Trade statistics present an awkward problem for the cheerleaders in financial markets. They show what is really happening in China’s economy, rather than what the analysts would like to happen.
Polyethylene is the bellwether product for the economy. And latest trade data from Global Trade Information Services suggest caution over H2 prospects. As the chart shows for the January – July period:
• Overall demand in 2012 (red column) has been flat since 2010 (blue)
• China has increased its own production by 3% over the period
• Imports are thus down 1%
On the positive side, the data does show a modest 1.7% increase in overall 2012 demand versus last year. But this raises further questions, as it is well below Q2’s reported 7.6% GDP growth. Normally, PE demand grows in line with GDP.

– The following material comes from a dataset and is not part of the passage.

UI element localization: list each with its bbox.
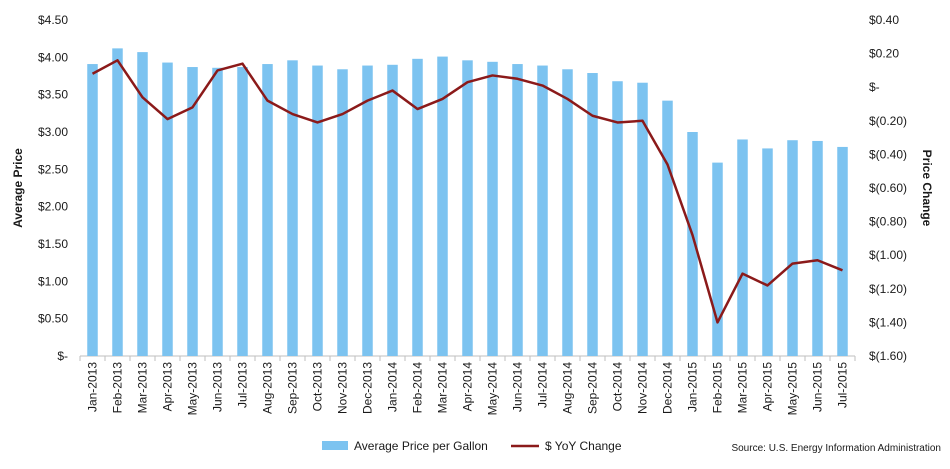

Import patterns also continue to show contrasting trends:
• Middle East imports are up 40%
• SEA imports are up 27%
• NEA are down 32%; NAFTA down 53%; Europe down 64%
The big winners are Thailand (up 131% due to its new capacity), Iran (up 24%) and Saudi (up 23%). The main losers are the USA (down 56%); Taiwan, Germany, Benelux (all down 47%); and S Korea (down 21%).
No doubt those promoting China as the investment opportunity of a lifetime will continue to promise great things by the end of the year. But the blog will continue to keep its own money in the JUUGS for the moment.